1. Theoretical Framework
The governing equations for sand casting simulation include:
Continuity Equation:
$$ \frac{\partial \rho}{\partial t} + \nabla \cdot (\rho \mathbf{u}) = 0 $$
Navier-Stokes Equations:
$$ \rho \left( \frac{\partial \mathbf{u}}{\partial t} + \mathbf{u} \cdot \nabla \mathbf{u} \right) = -\nabla p + \mu \nabla^2 \mathbf{u} + \rho \mathbf{g} $$
Energy Conservation:
$$ \rho c_p \left( \frac{\partial T}{\partial t} + \mathbf{u} \cdot \nabla T \right) = \nabla \cdot (k \nabla T) + L_f \frac{\partial f_s}{\partial t} $$
Where $f_s$ represents the solid fraction, calculated using Scheil’s equation:
$$ f_s = 1 – \left( \frac{T_L – T}{T_L – T_S} \right)^{\frac{1}{k_0 – 1}} $$
| Property | Liquidus (°C) | Solidus (°C) | Latent Heat (J/kg) | Conductivity (W/m·K) |
|---|---|---|---|---|
| Value | 1150 | 980 | 2.7×10⁵ | 38.5-42.2 |
2. Process Simulation Methodology
The numerical workflow for sand casting simulation involves:
Mesh Generation:
$$ \text{Element Quality} = \frac{36V}{\sum_{i=1}^6 l_i^2} \geq 0.3 $$
| Interface | Heat Transfer Coefficient (W/m²·K) | Contact Resistance |
|---|---|---|
| Metal-Mold | 500-800 | 1×10⁻⁴ m²·K/W |
| Mold-Air | 10-15 | – |
3. Case Study: Flywheel Casting Optimization
Numerical simulation of a sand-cast flywheel (QT450-10) revealed critical improvements:
Solidification Time Prediction:
$$ t_{solid} = \frac{(T_p – T_m)^2}{\pi \alpha \left( \frac{\partial T}{\partial x} \right)^2} $$
| Parameter | Initial Design | Optimized Design |
|---|---|---|
| Pouring Temperature (°C) | 1380 | 1350 |
| Riser Volume (%) | 8.2 | 12.5 |
| Defect Rate | 23.7% | 4.1% |
4. Stress Analysis in Sand Casting
The thermal stress evolution follows:
Von Mises Yield Criterion:
$$ \sigma_{eq} = \sqrt{\frac{1}{2} \left[ (\sigma_1 – \sigma_2)^2 + (\sigma_2 – \sigma_3)^2 + (\sigma_3 – \sigma_1)^2 \right]} $$
Thermal Strain Calculation:
$$ \varepsilon_{th} = \alpha \Delta T + \frac{1}{3} \text{tr}(\varepsilon_{pl}) $$
| Temperature (°C) | Yield Strength (MPa) | Elastic Modulus (GPa) |
|---|---|---|
| 25 | 240 | 184 |
| 600 | 120 | 49 |
| 1200 | 50 | 0.5 |
5. Software Integration Strategy
The interface between ProCAST and ANSYS requires:
Data Mapping:
$$ \sigma_{ANSYS} = \Psi(\sigma_{ProCAST}) \cdot \begin{bmatrix} 1 & 0.3 & 0.3 \\ 0.3 & 1 & 0.3 \\ 0.3 & 0.3 & 1 \end{bmatrix} $$
| Parameter | ProCAST | ANSYS |
|---|---|---|
| Element Type | Tetrahedral | Hexahedral |
| Node Matching | 85-92% | N/A |
| Stress Error | ≤7.2% | ≤9.8% |
6. Conclusion
Numerical simulation significantly enhances sand casting quality through:
- Defect prediction accuracy improvement (82-91%)

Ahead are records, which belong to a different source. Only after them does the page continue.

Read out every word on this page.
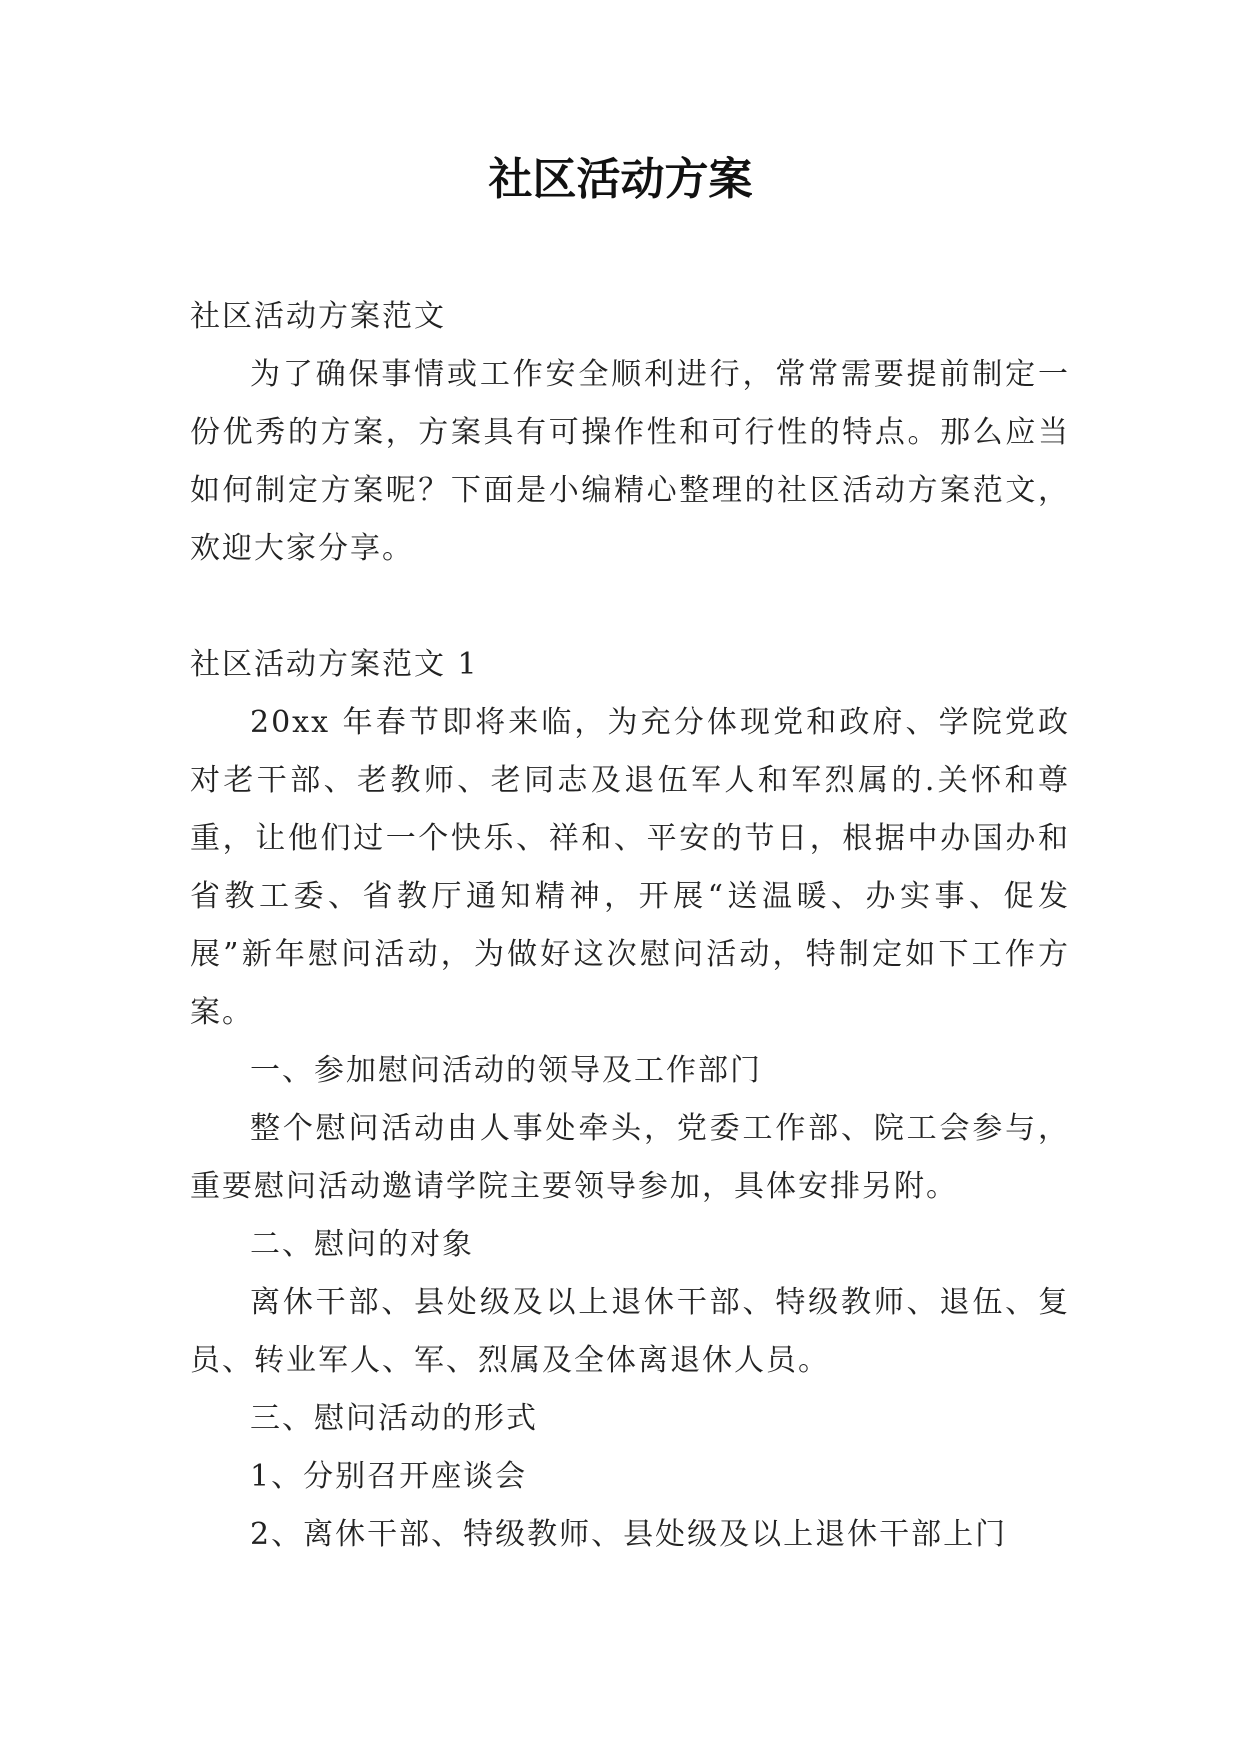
社区活动方案

社区活动方案范文

为了确保事情或工作安全顺利进行，常常需要提前制定一份优秀的方案，方案具有可操作性和可行性的特点。那么应当如何制定方案呢？下面是小编精心整理的社区活动方案范文，欢迎大家分享。

社区活动方案范文 1

20xx 年春节即将来临，为充分体现党和政府、学院党政对老干部、老教师、老同志及退伍军人和军烈属的.关怀和尊重，让他们过一个快乐、祥和、平安的节日，根据中办国办和省教工委、省教厅通知精神，开展“送温暖、办实事、促发展”新年慰问活动，为做好这次慰问活动，特制定如下工作方案。

一、参加慰问活动的领导及工作部门

整个慰问活动由人事处牵头，党委工作部、院工会参与，重要慰问活动邀请学院主要领导参加，具体安排另附。

二、慰问的对象

离休干部、县处级及以上退休干部、特级教师、退伍、复员、转业军人、军、烈属及全体离退休人员。

三、慰问活动的形式

1、分别召开座谈会

2、离休干部、特级教师、县处级及以上退休干部上门
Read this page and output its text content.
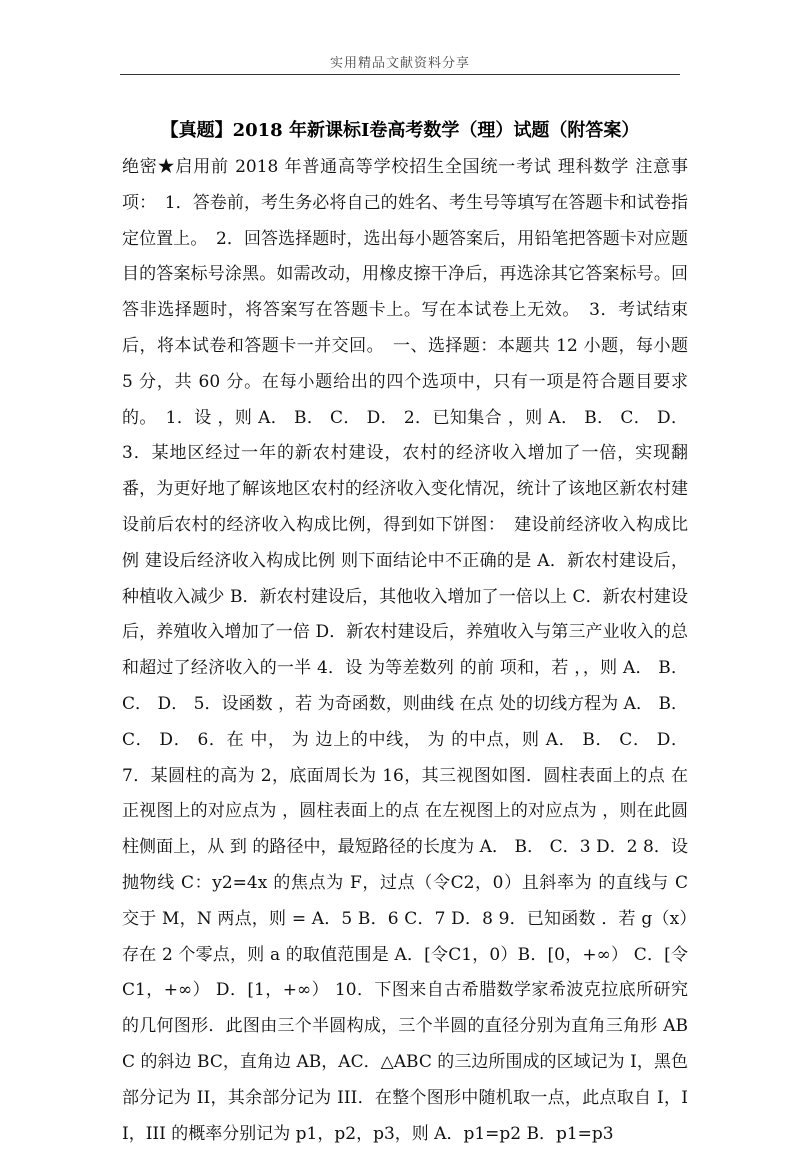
实用精品文献资料分享
【真题】2018 年新课标Ⅰ卷高考数学（理）试题（附答案）
绝密★启用前 2018 年普通高等学校招生全国统一考试 理科数学 注意事项：　1．答卷前，考生务必将自己的姓名、考生号等填写在答题卡和试卷指定位置上。　2．回答选择题时，选出每小题答案后，用铅笔把答题卡对应题目的答案标号涂黑。如需改动，用橡皮擦干净后，再选涂其它答案标号。回答非选择题时，将答案写在答题卡上。写在本试卷上无效。　3．考试结束后，将本试卷和答题卡一并交回。　一、选择题：本题共 12 小题，每小题 5 分，共 60 分。在每小题给出的四个选项中，只有一项是符合题目要求的。　1．设 ，则 A． B． C． D． 2．已知集合 ，则 A． B． C． D． 3．某地区经过一年的新农村建设，农村的经济收入增加了一倍，实现翻番，为更好地了解该地区农村的经济收入变化情况，统计了该地区新农村建设前后农村的经济收入构成比例，得到如下饼图：　建设前经济收入构成比例 建设后经济收入构成比例 则下面结论中不正确的是 A．新农村建设后，种植收入减少 B．新农村建设后，其他收入增加了一倍以上 C．新农村建设后，养殖收入增加了一倍 D．新农村建设后，养殖收入与第三产业收入的总和超过了经济收入的一半 4．设 为等差数列 的前 项和，若 ，，则 A． B． C． D． 5．设函数 ，若 为奇函数，则曲线 在点 处的切线方程为 A． B． C． D． 6．在 中， 为 边上的中线， 为 的中点，则 A． B． C． D． 7．某圆柱的高为 2，底面周长为 16，其三视图如图．圆柱表面上的点 在正视图上的对应点为 ，圆柱表面上的点 在左视图上的对应点为 ，则在此圆柱侧面上，从 到 的路径中，最短路径的长度为 A． B． C．3 D．2 8．设抛物线 C：y2=4x 的焦点为 F，过点（令C2，0）且斜率为 的直线与 C 交于 M，N 两点，则 = A．5 B．6 C．7 D．8 9．已知函数 ．若 g（x）存在 2 个零点，则 a 的取值范围是 A．[令C1，0）B．[0，+∞） C．[令C1，+∞） D．[1，+∞） 10．下图来自古希腊数学家希波克拉底所研究的几何图形．此图由三个半圆构成，三个半圆的直径分别为直角三角形 ABC 的斜边 BC，直角边 AB，AC．△ABC 的三边所围成的区域记为 I，黑色部分记为 II，其余部分记为 III．在整个图形中随机取一点，此点取自 I，II，III 的概率分别记为 p1，p2，p3，则 A．p1=p2 B．p1=p3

- Process optimization cycle reduction (40-60%)
- Material utilization increase (18-25%)
The integration of multiple simulation platforms establishes a comprehensive digital framework for sand casting production, demonstrating remarkable consistency between numerical predictions (92-96%) and experimental validations.